The festival will be observed between August 31 and September 7.

A division bench of Chief Justice Devendra Kumar Upadhyaya and Justice Amit Borkar issued the direction on a plea by the Pune-based public charitable trust Sheth Motishaw Lalbaug Jain Charities.

The petitioner said that 30 charitable trusts, other than itself, had sent representations to the Brihanmumbai Municipal Corporation and other civic bodies seeking a temporary ban on animal slaughter during Paryushan Parv, Live Law reported.

“The Jain community constitutes a sizeable population in Maharashtra,” the petition said. “The community is aggrieved by the ‘conduct’ of the respondent authorities in not deciding the representations.”

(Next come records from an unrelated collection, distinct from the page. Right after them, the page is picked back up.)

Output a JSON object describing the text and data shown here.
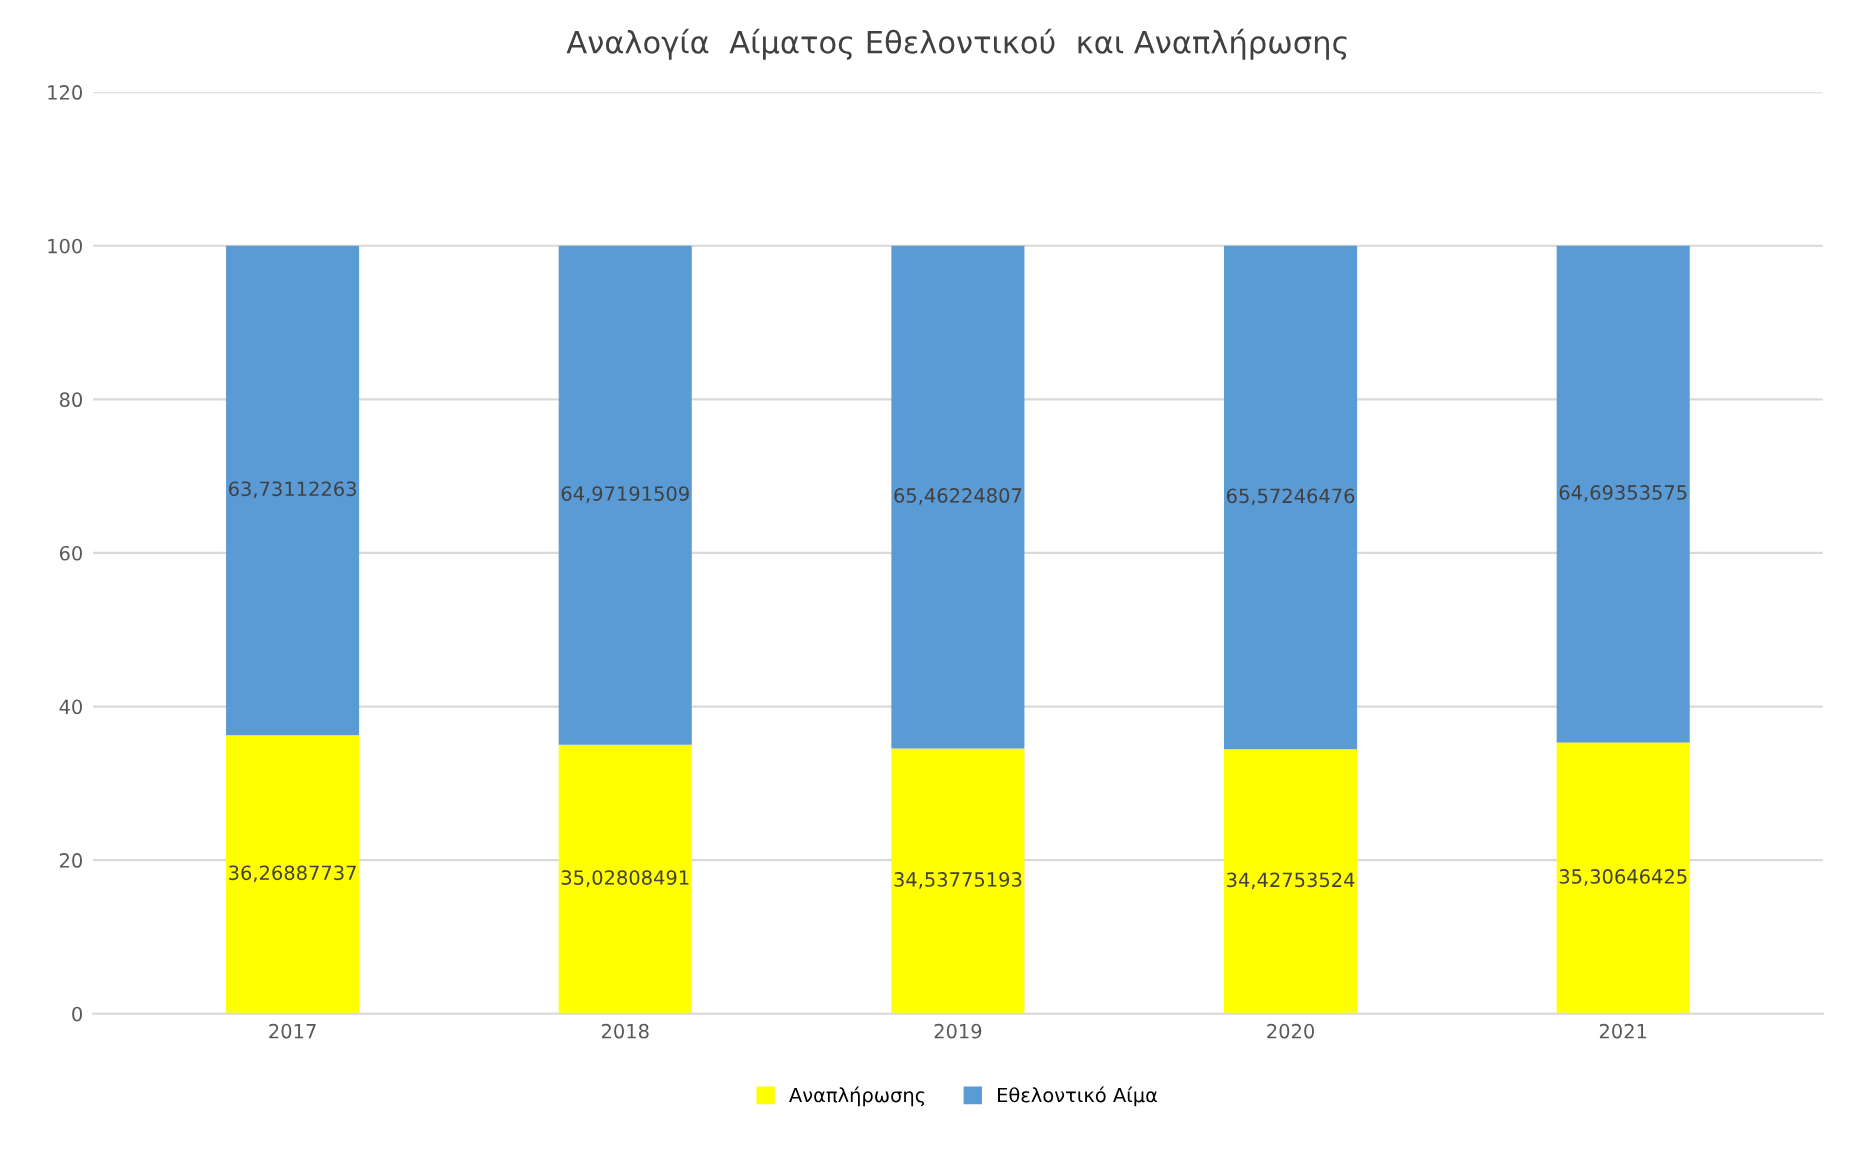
{
  "chart_data": {
    "type": "bar",
    "title": "Αναλογία  Αίματος Εθελοντικού  και Αναπλήρωσης",
    "categories": [
      "2017",
      "2018",
      "2019",
      "2020",
      "2021"
    ],
    "stacked": true,
    "series": [
      {
        "name": "Αναπλήρωσης",
        "color": "#ffff00",
        "values": [
          36.26887737,
          35.02808491,
          34.53775193,
          34.42753524,
          35.30646425
        ],
        "value_labels": [
          "36,26887737",
          "35,02808491",
          "34,53775193",
          "34,42753524",
          "35,30646425"
        ]
      },
      {
        "name": "Εθελοντικό Αίμα",
        "color": "#5b9bd5",
        "values": [
          63.73112263,
          64.97191509,
          65.46224807,
          65.57246476,
          64.69353575
        ],
        "value_labels": [
          "63,73112263",
          "64,97191509",
          "65,46224807",
          "65,57246476",
          "64,69353575"
        ]
      }
    ],
    "ylim": [
      0,
      120
    ],
    "yticks": [
      0,
      20,
      40,
      60,
      80,
      100,
      120
    ],
    "grid": "y",
    "legend": "bottom"
  }
}
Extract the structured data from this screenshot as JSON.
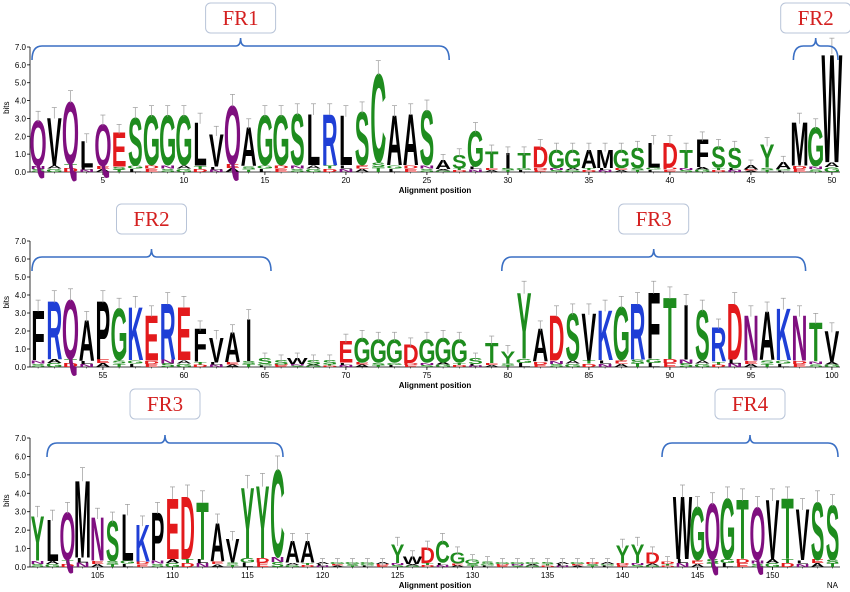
{
  "chart_data": {
    "type": "sequence-logo",
    "ylabel": "bits",
    "xlabel": "Alignment position",
    "ylim": [
      0,
      7
    ],
    "yticks": [
      "0.0",
      "1.0",
      "2.0",
      "3.0",
      "4.0",
      "5.0",
      "6.0",
      "7.0"
    ],
    "colors": {
      "polar": "#1e8c1e",
      "hydrophobic": "#000000",
      "acidic": "#e31a1c",
      "basic": "#1f3fd6",
      "amide": "#7f0f7f"
    },
    "footnote": "NA",
    "panels": [
      {
        "x_start": 1,
        "x_end": 50,
        "xticks": [
          "5",
          "10",
          "15",
          "20",
          "25",
          "30",
          "35",
          "40",
          "45",
          "50"
        ],
        "regions": [
          {
            "label": "FR1",
            "from": 1,
            "to": 26
          },
          {
            "label": "FR2",
            "from": 48,
            "to": 50
          }
        ],
        "letters": [
          "Q",
          "V",
          "Q",
          "L",
          "Q",
          "E",
          "S",
          "G",
          "G",
          "G",
          "L",
          "V",
          "Q",
          "A",
          "G",
          "G",
          "S",
          "L",
          "R",
          "L",
          "S",
          "C",
          "A",
          "A",
          "S",
          "A",
          "S",
          "G",
          "T",
          "I",
          "T",
          "D",
          "G",
          "G",
          "A",
          "M",
          "G",
          "S",
          "L",
          "D",
          "T",
          "F",
          "S",
          "S",
          "A",
          "Y",
          "A",
          "M",
          "G",
          "W"
        ],
        "heights": [
          3.0,
          3.2,
          4.1,
          1.8,
          2.8,
          2.3,
          3.2,
          3.3,
          3.3,
          3.3,
          2.9,
          2.2,
          3.9,
          2.6,
          3.3,
          3.3,
          3.4,
          3.4,
          3.4,
          3.3,
          3.5,
          5.7,
          3.3,
          3.4,
          3.6,
          0.7,
          1.0,
          2.4,
          1.2,
          1.1,
          1.1,
          1.5,
          1.3,
          1.3,
          1.3,
          1.3,
          1.3,
          1.4,
          1.7,
          1.7,
          1.3,
          1.9,
          1.5,
          1.4,
          0.4,
          1.6,
          0.6,
          2.9,
          2.6,
          6.9
        ]
      },
      {
        "x_start": 51,
        "x_end": 100,
        "xticks": [
          "55",
          "60",
          "65",
          "70",
          "75",
          "80",
          "85",
          "90",
          "95",
          "100"
        ],
        "regions": [
          {
            "label": "FR2",
            "from": 51,
            "to": 65
          },
          {
            "label": "FR3",
            "from": 80,
            "to": 98
          }
        ],
        "letters": [
          "F",
          "R",
          "Q",
          "A",
          "P",
          "G",
          "K",
          "E",
          "R",
          "E",
          "F",
          "V",
          "A",
          "I",
          "S",
          "S",
          "W",
          "S",
          "S",
          "E",
          "G",
          "G",
          "G",
          "D",
          "G",
          "G",
          "G",
          "S",
          "T",
          "Y",
          "Y",
          "A",
          "D",
          "S",
          "V",
          "K",
          "G",
          "R",
          "F",
          "T",
          "I",
          "S",
          "R",
          "D",
          "N",
          "A",
          "K",
          "N",
          "T",
          "V"
        ],
        "heights": [
          3.3,
          3.8,
          3.9,
          2.7,
          3.8,
          3.4,
          3.5,
          3.0,
          3.7,
          3.5,
          2.2,
          1.7,
          2.0,
          2.8,
          0.5,
          0.4,
          0.5,
          0.4,
          0.4,
          1.5,
          1.7,
          1.6,
          1.6,
          1.3,
          1.6,
          1.7,
          1.6,
          0.5,
          1.4,
          0.9,
          4.3,
          2.2,
          3.0,
          3.1,
          3.1,
          3.3,
          3.5,
          3.7,
          4.3,
          4.0,
          3.6,
          3.3,
          2.3,
          3.7,
          3.0,
          3.2,
          3.4,
          3.0,
          2.6,
          2.1
        ]
      },
      {
        "x_start": 101,
        "x_end": 154,
        "xticks": [
          "105",
          "110",
          "115",
          "120",
          "125",
          "130",
          "135",
          "140",
          "145",
          "150"
        ],
        "regions": [
          {
            "label": "FR3",
            "from": 102,
            "to": 117
          },
          {
            "label": "FR4",
            "from": 143,
            "to": 154
          }
        ],
        "letters": [
          "Y",
          "L",
          "Q",
          "M",
          "N",
          "S",
          "L",
          "K",
          "P",
          "E",
          "D",
          "T",
          "A",
          "V",
          "Y",
          "Y",
          "C",
          "A",
          "A",
          "A",
          "G",
          "G",
          "G",
          "A",
          "Y",
          "W",
          "D",
          "C",
          "G",
          "G",
          "S",
          "G",
          "G",
          "G",
          "S",
          "A",
          "G",
          "D",
          "A",
          "Y",
          "Y",
          "D",
          "D",
          "W",
          "G",
          "Q",
          "G",
          "T",
          "Q",
          "V",
          "T",
          "V",
          "S",
          "S"
        ],
        "heights": [
          2.9,
          2.7,
          3.1,
          4.9,
          2.8,
          2.6,
          3.0,
          2.4,
          3.1,
          3.9,
          4.0,
          3.7,
          2.5,
          1.6,
          4.5,
          4.6,
          5.5,
          1.5,
          1.5,
          0.2,
          0.2,
          0.2,
          0.2,
          0.2,
          1.3,
          0.6,
          1.1,
          1.5,
          0.8,
          0.4,
          0.3,
          0.2,
          0.2,
          0.2,
          0.2,
          0.2,
          0.2,
          0.2,
          0.2,
          1.2,
          1.3,
          0.8,
          0.3,
          4.0,
          3.4,
          3.6,
          3.9,
          3.8,
          3.4,
          3.8,
          3.9,
          3.3,
          3.7,
          3.5
        ]
      }
    ]
  }
}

The plea contended that “this situation adversely affects the sentiments of the Jain community, who find it deeply troubling to witness such practices at a time when they are striving to embody compassion and non-violence”, according to Live Law.

“This ongoing practice not only contradicts the very ethos of the festival but also creates an environment of dissonance and conflict between the values of non-violence that the festival represents and the realities of animal slaughter,” the group claimed.

In its order, the bench said it did not see any impediment in asking the municipal corporations to decide on the representations and told them to do so “urgently since the festival commences from [on] August 31.”

The court also clarified that it was not commenting on the merits of the plea and said that the authorities’ decision would need to be independent and legal.